Asking Hard Questions - a passover reflection
I have no idea what to write. This month, as Passover was approaching, I really really struggled to write a holiday reflection (as is my custom). I sat at my computer and scheduled time to write and nothing . . . I couldn’t figure out what I wanted to say or how to say it.
Passover is the holiday where we celebrate the Jewish Exodus from Egypt, a journey from enslavement to freedom. We commemorate this day of freedom for our ancestors thousands of years ago. We are invited to notice our own freedoms and celebrate them.
But how does one write about freedom when every time I read or listen to any news I am faced with the reality that more and more people’s freedoms are being taken away? This is happening weekly, daily, and hourly. How do I speak of freedom when our country is once again blatantly not giving due process to some individuals? How do I speak about personal or collective freedom when thousands around the world are being killed in their homes by bombs and invading armies? When children are dying and aid is denied?
How do we connect to our individual and collective purpose at this moment? How do I try to make sense of a world that is burning both figuratively and literally?
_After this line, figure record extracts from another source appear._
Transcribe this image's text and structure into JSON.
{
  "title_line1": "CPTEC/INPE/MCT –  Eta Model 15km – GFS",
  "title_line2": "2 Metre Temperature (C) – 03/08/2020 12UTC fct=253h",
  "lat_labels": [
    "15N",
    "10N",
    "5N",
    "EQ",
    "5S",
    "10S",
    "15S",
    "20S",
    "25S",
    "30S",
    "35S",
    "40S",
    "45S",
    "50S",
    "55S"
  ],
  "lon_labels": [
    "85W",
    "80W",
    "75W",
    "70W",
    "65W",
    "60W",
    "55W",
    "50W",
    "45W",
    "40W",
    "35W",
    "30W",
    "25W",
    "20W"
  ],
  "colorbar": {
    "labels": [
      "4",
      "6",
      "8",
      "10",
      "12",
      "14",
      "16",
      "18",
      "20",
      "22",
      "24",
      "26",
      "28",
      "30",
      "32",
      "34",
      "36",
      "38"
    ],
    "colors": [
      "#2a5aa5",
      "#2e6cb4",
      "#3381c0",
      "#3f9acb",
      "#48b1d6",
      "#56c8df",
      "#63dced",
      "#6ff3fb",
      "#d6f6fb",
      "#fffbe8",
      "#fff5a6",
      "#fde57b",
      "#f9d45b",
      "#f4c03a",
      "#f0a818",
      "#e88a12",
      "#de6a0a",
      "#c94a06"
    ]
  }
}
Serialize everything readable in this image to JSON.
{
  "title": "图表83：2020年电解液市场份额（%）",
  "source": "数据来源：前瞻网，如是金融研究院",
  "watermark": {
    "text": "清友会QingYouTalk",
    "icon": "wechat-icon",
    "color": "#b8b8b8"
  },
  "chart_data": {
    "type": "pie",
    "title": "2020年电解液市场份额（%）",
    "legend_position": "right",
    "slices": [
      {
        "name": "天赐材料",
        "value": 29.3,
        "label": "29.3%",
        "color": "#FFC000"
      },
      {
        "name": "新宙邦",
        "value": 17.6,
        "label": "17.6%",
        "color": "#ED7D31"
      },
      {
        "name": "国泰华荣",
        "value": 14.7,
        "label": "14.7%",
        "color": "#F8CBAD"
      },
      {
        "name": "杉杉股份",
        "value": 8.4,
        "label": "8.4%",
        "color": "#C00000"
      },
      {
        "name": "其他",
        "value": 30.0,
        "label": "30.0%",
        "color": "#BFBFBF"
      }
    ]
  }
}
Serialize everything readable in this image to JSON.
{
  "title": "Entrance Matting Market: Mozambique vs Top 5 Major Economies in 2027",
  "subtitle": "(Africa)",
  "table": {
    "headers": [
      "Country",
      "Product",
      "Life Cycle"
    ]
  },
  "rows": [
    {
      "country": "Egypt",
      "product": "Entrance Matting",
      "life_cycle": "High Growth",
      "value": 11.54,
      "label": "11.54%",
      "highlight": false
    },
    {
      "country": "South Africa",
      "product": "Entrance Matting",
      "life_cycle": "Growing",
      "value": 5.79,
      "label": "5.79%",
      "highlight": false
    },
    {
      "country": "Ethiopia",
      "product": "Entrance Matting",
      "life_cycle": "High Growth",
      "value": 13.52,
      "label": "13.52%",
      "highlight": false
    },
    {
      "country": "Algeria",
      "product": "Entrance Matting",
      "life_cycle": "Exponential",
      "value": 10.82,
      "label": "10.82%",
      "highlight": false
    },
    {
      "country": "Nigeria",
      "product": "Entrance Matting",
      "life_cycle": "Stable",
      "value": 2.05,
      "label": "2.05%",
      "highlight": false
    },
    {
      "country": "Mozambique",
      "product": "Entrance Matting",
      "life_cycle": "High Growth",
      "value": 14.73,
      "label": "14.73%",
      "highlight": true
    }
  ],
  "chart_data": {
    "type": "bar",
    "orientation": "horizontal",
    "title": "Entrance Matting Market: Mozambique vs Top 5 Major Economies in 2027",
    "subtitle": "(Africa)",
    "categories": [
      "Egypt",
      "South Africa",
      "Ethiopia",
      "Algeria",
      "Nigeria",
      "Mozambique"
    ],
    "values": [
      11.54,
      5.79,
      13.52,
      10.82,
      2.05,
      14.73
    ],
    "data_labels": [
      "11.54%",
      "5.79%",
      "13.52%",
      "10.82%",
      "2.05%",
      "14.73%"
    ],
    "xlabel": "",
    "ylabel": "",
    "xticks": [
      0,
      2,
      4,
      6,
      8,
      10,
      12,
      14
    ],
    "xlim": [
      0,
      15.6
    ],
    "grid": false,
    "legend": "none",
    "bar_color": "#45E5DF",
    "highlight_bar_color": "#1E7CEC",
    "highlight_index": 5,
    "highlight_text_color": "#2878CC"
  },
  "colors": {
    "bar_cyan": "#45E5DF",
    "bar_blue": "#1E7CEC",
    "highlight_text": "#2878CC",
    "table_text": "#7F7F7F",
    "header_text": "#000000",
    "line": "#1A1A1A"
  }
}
As a child, growing up my family was very close to the Rabbi of our community, we spent many holidays with him and his family and he was more of an uncle to me than the Rabbi. When I think about Passover, I often remember the first seder we spent with him and his family. It was warm, it was intimate, it was special.
Many a year when we came to the four questions, after the young ones had recited the questions in Yiddish, he would say, “this is the time we get to ask God questions, we get to ask about our doubts, about the things we don’t understand in our own life. As we recite these questions together in Hebrew, I invite you in your heart, to ask God the questions that are sometimes difficult to say out loud.” He would say this in Yiddish (our first language) so that all of us around the table would understand and incorporate it.
So . . . I thought, why not write a Passover reflection about asking the hard questions. The questions that we struggle to ask – and the ones that are so very hard to answer.
Last week, as I watched snippets of Senator Cory Booker standing in front of the U.S. Senate, I thought of the verse in pirkei avos — (Ethics of our fathers 2:5)
וּבְמָקוֹם שֶׁאֵין אֲנָשִׁים, הִשְׁתַּדֵּל לִהְיוֹת אִישׁ:
In a place where there are no men, strive to be a man.
And there he was . . . in a place where there are few men and women, being a man.
He stood for hours. Despite cramps in his body, he persisted. He spoke with passion, he talked with sincerity, he invited us all to take a stand, to own this moment, to make “good trouble.”
What is good trouble, and how do we make it?
This Passover, as many of us will sit around the Passover seder - some of us will simply notice the day and honor it - and others will ignore it.
I invite us all to ask the hard questions.
What does this moment ask of me?
What would it mean for me to be (a man) a person in a place where (there are few or no men) there are few or no people?
What does “good trouble” entail?
I bless us all to figure out what “good trouble” is for us and to do it - to find or create community to do it with — and to step into what this moment is calling of us — to invite us to bring freedom to all.